BEIRUT - Syria hailed an "historic American retreat" on Sunday after President Barack Obama delayed an imminent military strike by deciding to consult Congress.

As Obama stepped back from the brink, France said it could not act alone in punishing President Bashar al-Assad over a chemical weapons attack, making it the last remaining top Western ally to hesitate about bombing Syria.

"Obama announced yesterday, directly or through implication, the beginning of the historic American retreat," Syria's official al-Thawra newspaper said in a front-page editorial.

The US president said on Saturday he would seek congressional consent before taking military action against Damascus for the August 21 attack which he blames on Assad's forces - a decision likely to delay any strike for at least nine days.

Syria's deputy foreign minister Faisal Mekdad denounced any armed Western move against his government. "A decision to wage war on Syria is a criminal decision and an incorrect decision. We are confident that we will be victorious," he told reporters outside a hotel in Damascus.

However, Syria's opposition coalition called on Sunday on the US congress to grant approval for military action and said any intervention should be accompanied with more arms for the rebels.

Obama made his surprise announcement in a gamble that will test his ability to project American strength abroad and deploy his own power at home.

Before he put on the brakes, the path had been cleared for a US assault.
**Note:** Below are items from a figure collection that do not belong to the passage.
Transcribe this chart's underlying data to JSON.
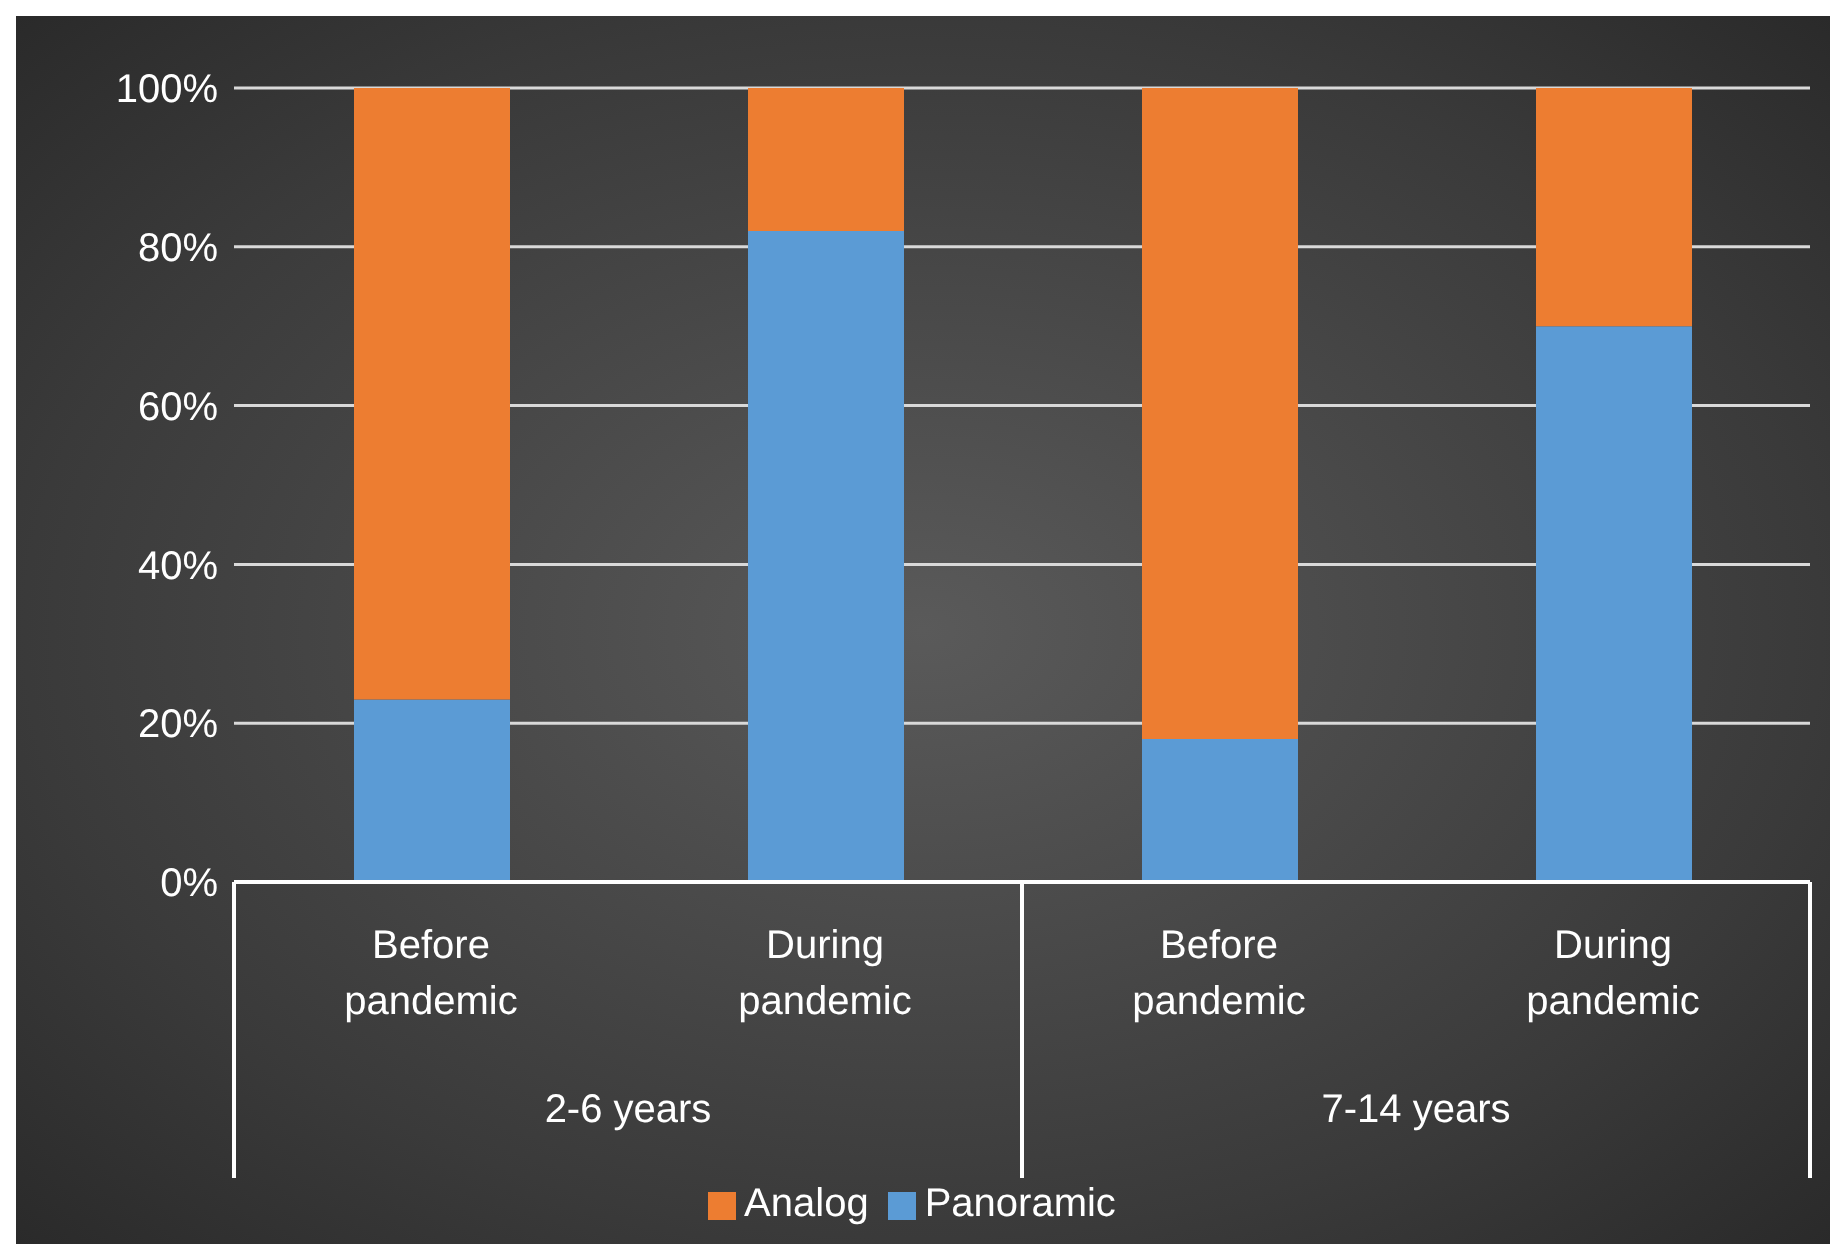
{
  "chart_data": {
    "type": "bar",
    "stacked": true,
    "categories": [
      "Before pandemic",
      "During pandemic",
      "Before pandemic",
      "During pandemic"
    ],
    "series": [
      {
        "name": "Panoramic",
        "color": "#5b9bd5",
        "values": [
          23,
          82,
          18,
          70
        ]
      },
      {
        "name": "Analog",
        "color": "#ed7d31",
        "values": [
          77,
          18,
          82,
          30
        ]
      }
    ],
    "ylim": [
      0,
      100
    ],
    "yticks": [
      {
        "value": 0,
        "label": "0%"
      },
      {
        "value": 20,
        "label": "20%"
      },
      {
        "value": 40,
        "label": "40%"
      },
      {
        "value": 60,
        "label": "60%"
      },
      {
        "value": 80,
        "label": "80%"
      },
      {
        "value": 100,
        "label": "100%"
      }
    ],
    "grid": "y",
    "legend": "bottom",
    "annotations": [
      "2-6 years",
      "7-14 years"
    ]
  }
}
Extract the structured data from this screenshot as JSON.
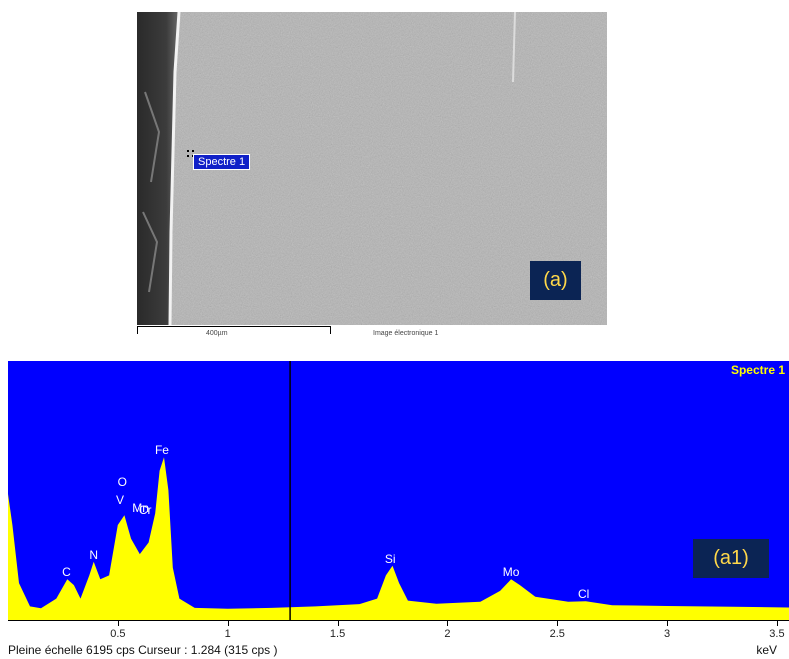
{
  "sem": {
    "spot_label": "Spectre 1",
    "panel_tag": "(a)",
    "scale_text": "400µm",
    "image_caption": "Image électronique 1"
  },
  "spectrum": {
    "title": "Spectre 1",
    "panel_tag": "(a1)",
    "status": "Pleine échelle 6195 cps  Curseur : 1.284  (315 cps )",
    "unit": "keV",
    "cursor_kev": 1.284,
    "fill_color": "#ffff00",
    "background_color": "#0000ff",
    "x_range": [
      0,
      3.55
    ],
    "full_scale_cps": 6195,
    "ticks": [
      "0.5",
      "1",
      "1.5",
      "2",
      "2.5",
      "3",
      "3.5"
    ],
    "tick_values": [
      0.5,
      1,
      1.5,
      2,
      2.5,
      3,
      3.5
    ],
    "elements": [
      {
        "symbol": "C",
        "kev": 0.28
      },
      {
        "symbol": "N",
        "kev": 0.39
      },
      {
        "symbol": "O",
        "kev": 0.52
      },
      {
        "symbol": "V",
        "kev": 0.51
      },
      {
        "symbol": "Cr",
        "kev": 0.57
      },
      {
        "symbol": "Mn",
        "kev": 0.64
      },
      {
        "symbol": "Fe",
        "kev": 0.71
      },
      {
        "symbol": "Si",
        "kev": 1.74
      },
      {
        "symbol": "Mo",
        "kev": 2.29
      },
      {
        "symbol": "Cl",
        "kev": 2.62
      }
    ],
    "profile": [
      [
        0.0,
        3200
      ],
      [
        0.02,
        2400
      ],
      [
        0.05,
        900
      ],
      [
        0.1,
        300
      ],
      [
        0.15,
        250
      ],
      [
        0.22,
        500
      ],
      [
        0.27,
        1000
      ],
      [
        0.3,
        850
      ],
      [
        0.33,
        500
      ],
      [
        0.37,
        1100
      ],
      [
        0.39,
        1450
      ],
      [
        0.42,
        1000
      ],
      [
        0.46,
        1100
      ],
      [
        0.5,
        2400
      ],
      [
        0.53,
        2650
      ],
      [
        0.56,
        2050
      ],
      [
        0.6,
        1650
      ],
      [
        0.64,
        1950
      ],
      [
        0.67,
        2700
      ],
      [
        0.69,
        3800
      ],
      [
        0.71,
        4150
      ],
      [
        0.73,
        3300
      ],
      [
        0.75,
        1300
      ],
      [
        0.78,
        500
      ],
      [
        0.85,
        260
      ],
      [
        1.0,
        240
      ],
      [
        1.2,
        260
      ],
      [
        1.4,
        300
      ],
      [
        1.6,
        360
      ],
      [
        1.68,
        500
      ],
      [
        1.72,
        1100
      ],
      [
        1.75,
        1350
      ],
      [
        1.78,
        900
      ],
      [
        1.82,
        450
      ],
      [
        1.95,
        370
      ],
      [
        2.15,
        420
      ],
      [
        2.24,
        700
      ],
      [
        2.29,
        1000
      ],
      [
        2.33,
        850
      ],
      [
        2.4,
        550
      ],
      [
        2.55,
        420
      ],
      [
        2.63,
        430
      ],
      [
        2.75,
        330
      ],
      [
        3.0,
        310
      ],
      [
        3.3,
        290
      ],
      [
        3.55,
        270
      ]
    ]
  }
}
Navy ships were in place and awaiting orders to launch missiles, and UN inspectors had left Syria after gathering evidence of a chemical weapons attack that US officials say killed 1,429 people in rebel-held areas.

The United States had been expected to lead the strike soon, backed up by its NATO allies Britain and France. However, the Westminster parliament voted last Thursday against any British involvement and France said on Sunday it would await the US Congress's decision.

"France cannot go it alone," Interior Minister Manuel Valls told Europe 1 radio. "We need a coalition."

France, which ruled Syria for more than two decades until the 1940s, has, like the United States and Britain, the military strength to blitz the country in response to the poison gas attack on areas around Damascus, which the Syrian government has accused the rebels of staging.

Valls said Obama's announcement had created "a new situation" which meant France would have to wait "for the end of this new phase".

President Francois Hollande reaffirmed to Obama on Saturday his will to punish Syria but has come under increasing pressure to put the intervention to parliament.

A BVA poll on Saturday showed most French people do not approve of military action against Syria and most do not trust Hollande to conduct such an operation.

His Prime Minister Jean-Marc Ayrault is scheduled to meet the heads of the two houses of the French parliament and the conservative opposition on Monday before a parliamentary debate on Syria on Wednesday.